Therapeutic drug monitoring 2017 01 24() doi 10.1097/FTD.0000000000000376
Therapeutic drug monitoring (TDM) is recommended to guide therapy with the immunosuppressant Everolimus (EVL) in solid organ transplantation to prevent rejections and to limit toxicity. For TDM, pre-dose EVL concentrations are measured in whole blood mainly by liquid chromatography tandem mass spectrometry (LC-MS/MS). In addition, two immunoassays (QMS® Everolimus and Elecsys® Everolimus) are commercially available. The aim of this study was to evaluate the comparability of EVL results determined with the two immunoassays and a validated LC-MS/MS test using samples from kidney (KT)-liver (LT)- and heart (HT) transplant recipients.

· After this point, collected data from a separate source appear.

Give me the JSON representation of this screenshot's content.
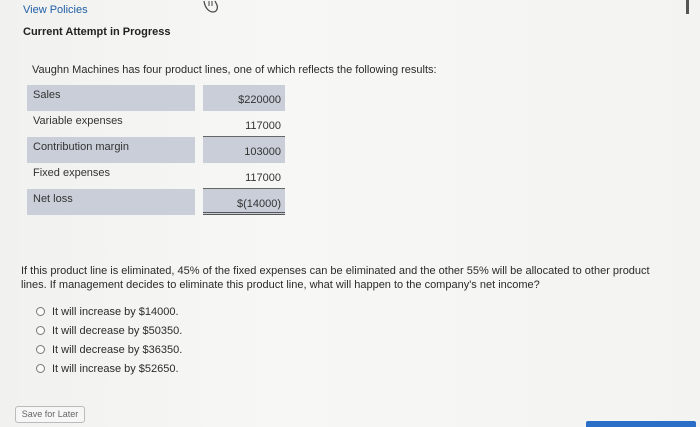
{
  "header": {
    "view_policies": "View Policies",
    "attempt_title": "Current Attempt in Progress"
  },
  "intro": "Vaughn Machines has four product lines, one of which reflects the following results:",
  "table": {
    "rows": [
      {
        "label": "Sales",
        "value": "$220000"
      },
      {
        "label": "Variable expenses",
        "value": "117000"
      },
      {
        "label": "Contribution margin",
        "value": "103000"
      },
      {
        "label": "Fixed expenses",
        "value": "117000"
      },
      {
        "label": "Net loss",
        "value": "$(14000)"
      }
    ]
  },
  "question": "If this product line is eliminated, 45% of the fixed expenses can be eliminated and the other 55% will be allocated to other product lines. If management decides to eliminate this product line, what will happen to the company's net income?",
  "options": [
    "It will increase by $14000.",
    "It will decrease by $50350.",
    "It will decrease by $36350.",
    "It will increase by $52650."
  ],
  "footer": {
    "save_label": "Save for Later"
  },
  "colors": {
    "link": "#1f5fa8",
    "table_shade": "#c9ced8",
    "accent_bar": "#2a6ec8"
  }
}
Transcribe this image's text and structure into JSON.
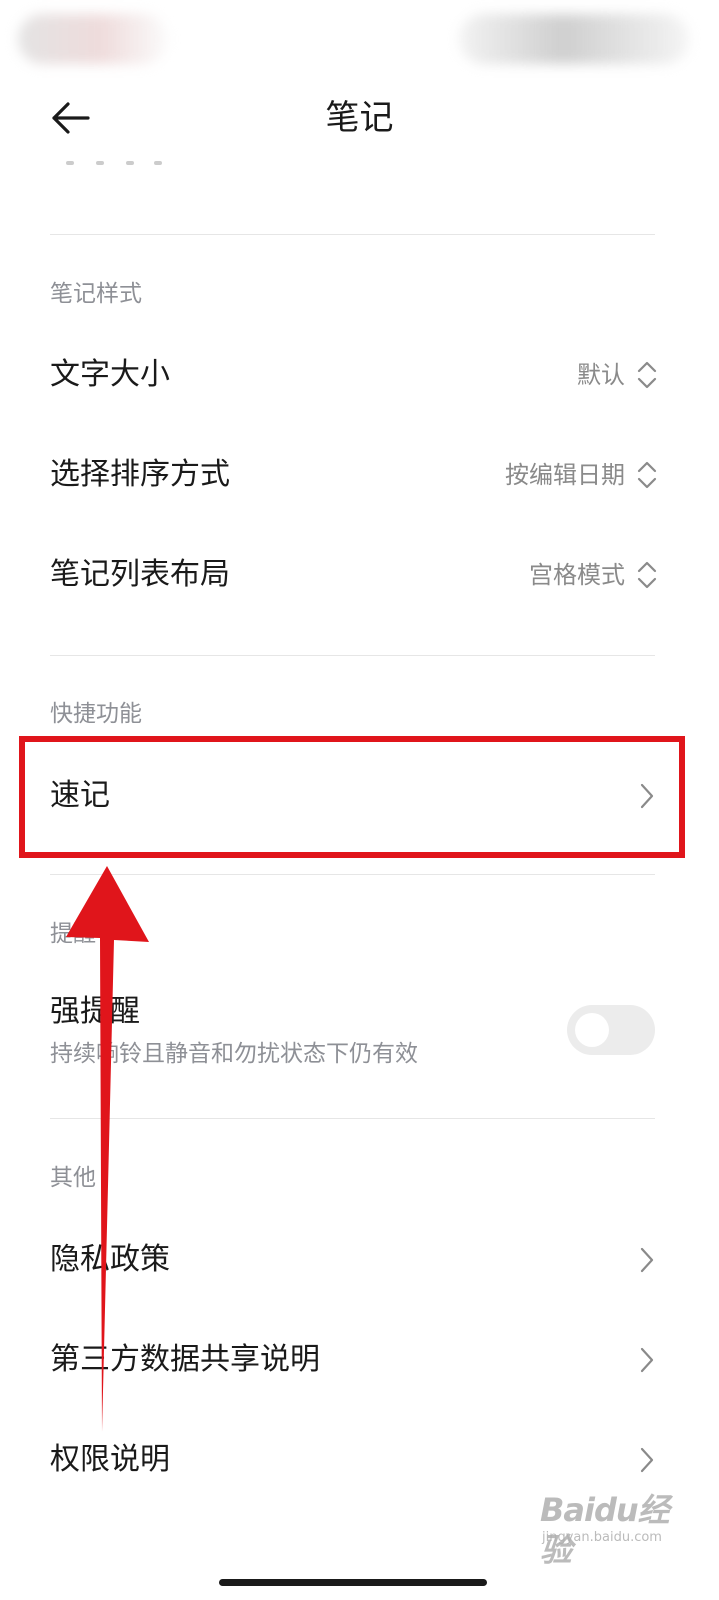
{
  "header": {
    "title": "笔记",
    "back_icon": "arrow-left-icon"
  },
  "sections": {
    "style": {
      "label": "笔记样式",
      "items": [
        {
          "label": "文字大小",
          "value": "默认"
        },
        {
          "label": "选择排序方式",
          "value": "按编辑日期"
        },
        {
          "label": "笔记列表布局",
          "value": "宫格模式"
        }
      ]
    },
    "shortcuts": {
      "label": "快捷功能",
      "items": [
        {
          "label": "速记"
        }
      ]
    },
    "reminder": {
      "label": "提醒",
      "items": [
        {
          "label": "强提醒",
          "description": "持续响铃且静音和勿扰状态下仍有效",
          "toggle_on": false
        }
      ]
    },
    "other": {
      "label": "其他",
      "items": [
        {
          "label": "隐私政策"
        },
        {
          "label": "第三方数据共享说明"
        },
        {
          "label": "权限说明"
        }
      ]
    }
  },
  "annotation": {
    "highlight_color": "#e0151b"
  },
  "watermark": {
    "logo": "Baidu经验",
    "url": "jingyan.baidu.com"
  }
}
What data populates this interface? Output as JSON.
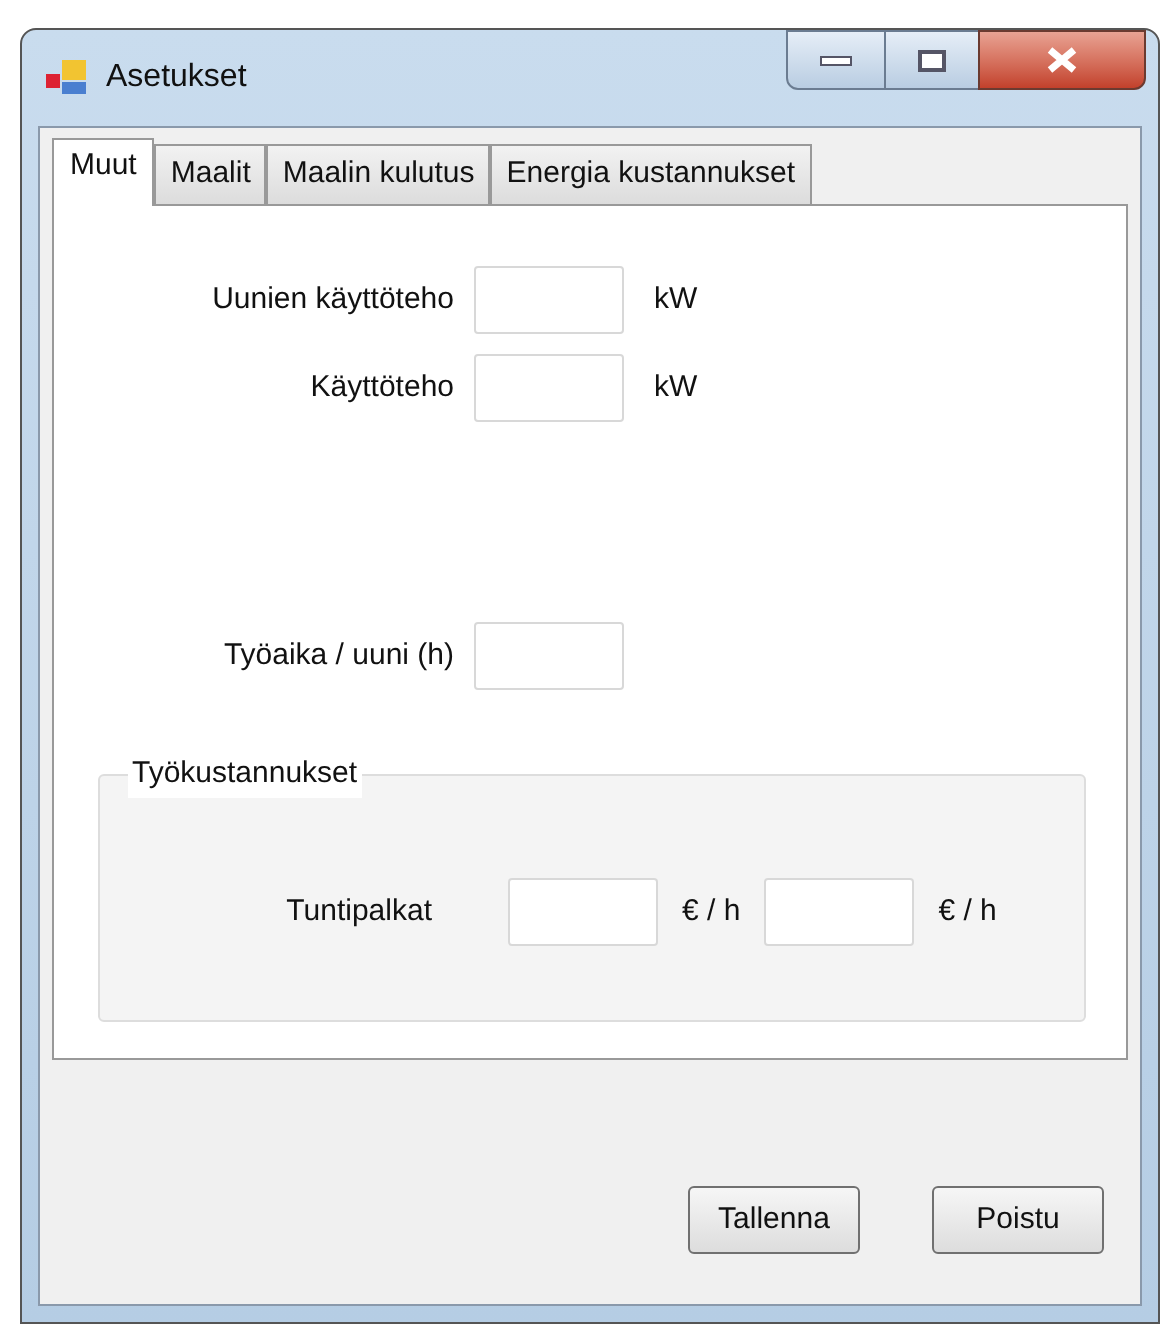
{
  "window": {
    "title": "Asetukset"
  },
  "tabs": [
    {
      "label": "Muut",
      "selected": true
    },
    {
      "label": "Maalit",
      "selected": false
    },
    {
      "label": "Maalin kulutus",
      "selected": false
    },
    {
      "label": "Energia kustannukset",
      "selected": false
    }
  ],
  "fields": [
    {
      "label": "Uunien käyttöteho",
      "unit": "kW"
    },
    {
      "label": "Käyttöteho",
      "unit": "kW"
    }
  ],
  "work_time": {
    "label": "Työaika / uuni (h)"
  },
  "group": {
    "title": "Työkustannukset",
    "label": "Tuntipalkat",
    "units": [
      "€ / h",
      "€ / h"
    ]
  },
  "buttons": [
    "Tallenna",
    "Poistu"
  ]
}
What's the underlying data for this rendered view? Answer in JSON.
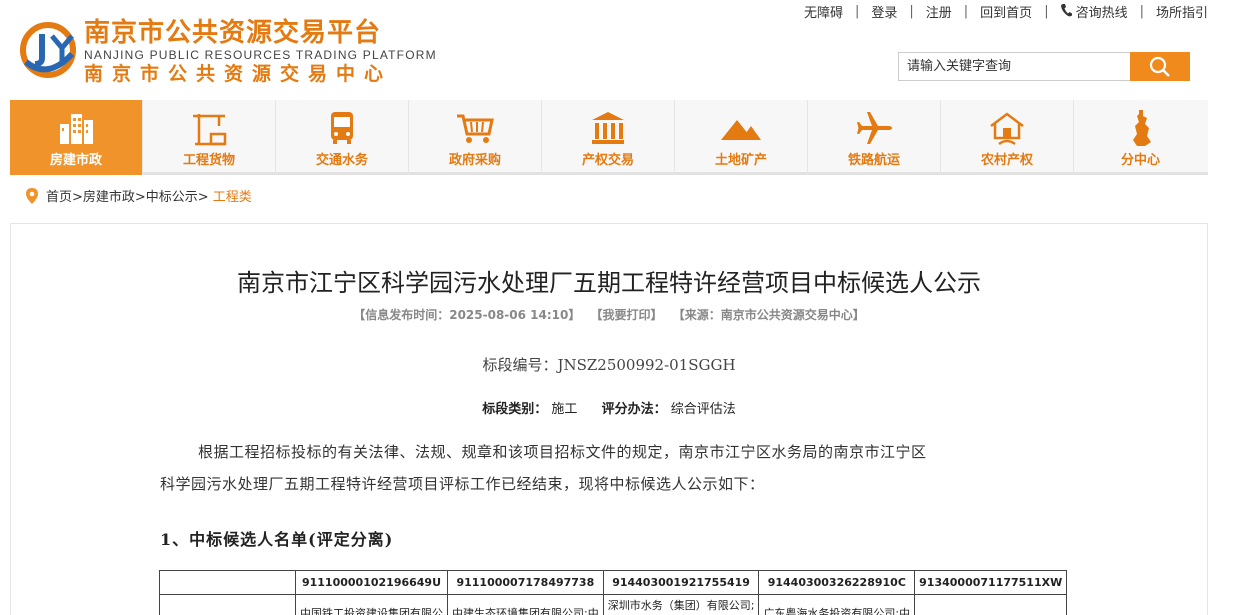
{
  "topbar": {
    "items": [
      "无障碍",
      "登录",
      "注册",
      "回到首页",
      "咨询热线",
      "场所指引"
    ],
    "separator": "|"
  },
  "logo": {
    "cn_name": "南京市公共资源交易平台",
    "en_name": "NANJING PUBLIC RESOURCES TRADING PLATFORM",
    "center_name": "南京市公共资源交易中心"
  },
  "search": {
    "placeholder": "请输入关键字查询",
    "icon": "search-icon"
  },
  "nav": {
    "items": [
      {
        "label": "房建市政",
        "icon": "buildings-icon",
        "active": true
      },
      {
        "label": "工程货物",
        "icon": "crane-icon",
        "active": false
      },
      {
        "label": "交通水务",
        "icon": "bus-icon",
        "active": false
      },
      {
        "label": "政府采购",
        "icon": "cart-icon",
        "active": false
      },
      {
        "label": "产权交易",
        "icon": "bank-icon",
        "active": false
      },
      {
        "label": "土地矿产",
        "icon": "mountain-icon",
        "active": false
      },
      {
        "label": "铁路航运",
        "icon": "airplane-icon",
        "active": false
      },
      {
        "label": "农村产权",
        "icon": "house-icon",
        "active": false
      },
      {
        "label": "分中心",
        "icon": "tower-icon",
        "active": false
      }
    ]
  },
  "breadcrumb": {
    "path": "首页>房建市政>中标公示>",
    "current": "工程类"
  },
  "article": {
    "title": "南京市江宁区科学园污水处理厂五期工程特许经营项目中标候选人公示",
    "meta_time": "【信息发布时间：2025-08-06 14:10】",
    "meta_print": "【我要打印】",
    "meta_source": "【来源：南京市公共资源交易中心】",
    "bid_no": "标段编号：JNSZ2500992-01SGGH",
    "category_label": "标段类别：",
    "category_value": "施工",
    "method_label": "评分办法：",
    "method_value": "综合评估法",
    "para_line1": "根据工程招标投标的有关法律、法规、规章和该项目招标文件的规定，南京市江宁区水务局的南京市江宁区",
    "para_line2": "科学园污水处理厂五期工程特许经营项目评标工作已经结束，现将中标候选人公示如下：",
    "section_title": "1、中标候选人名单(评定分离)"
  },
  "table": {
    "codes": [
      "",
      "91110000102196649U",
      "911100007178497738",
      "914403001921755419",
      "91440300326228910C",
      "9134000071177511XW"
    ],
    "names": [
      "",
      "中国铁工投资建设集团有限公",
      "中建生态环境集团有限公司;中",
      "深圳市水务（集团）有限公司;",
      "广东粤海水务投资有限公司;中",
      ""
    ]
  },
  "colors": {
    "brand_orange": "#e47a12",
    "nav_active": "#f0932b",
    "search_button": "#f08a1d"
  }
}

Analysis of pre-dose samples from KT (n = 56), LT (n = 60), and HT (n = 59) recipients, obtained at variable time points post-transplantation, was performed by LC-MS/MS and with the two immunoassays. The QMS® Everolimus assay was applied on Dimension® Xpand Plus and the Elecsys® Everolimus assay on cobas e 411 analyzer. Results were compared by the Spearman’s rank correlation coefficient, unbiased Passing&Bablok linear regression test, and Bland-Altman plot.
Results generated with both immunoassays correlated well with those of LC-MS/MS. An overestimation of EVL concentrations by the Elecsys® Everolimus compared to LC-MS/MS was observed (mean bias: 34.2%). Using the QMS® Everolimus, a small but significant negative deviation (mean bias: -8.0%) was found. Looking at KT, HT, and LT samples separately, the bias to LC-MS/MS seen with the Elecsys® Everolimus was similar. With the QMS® Everolimus, the best agreement was observed with the KT samples followed by LT and HT.
Results generated by the three methods are not consistent regarding their diagnostic value. Both laboratories and manufacturers should take care to inform their costumers about the between-method differences to avoid misinterpretation of the results in clinical practice.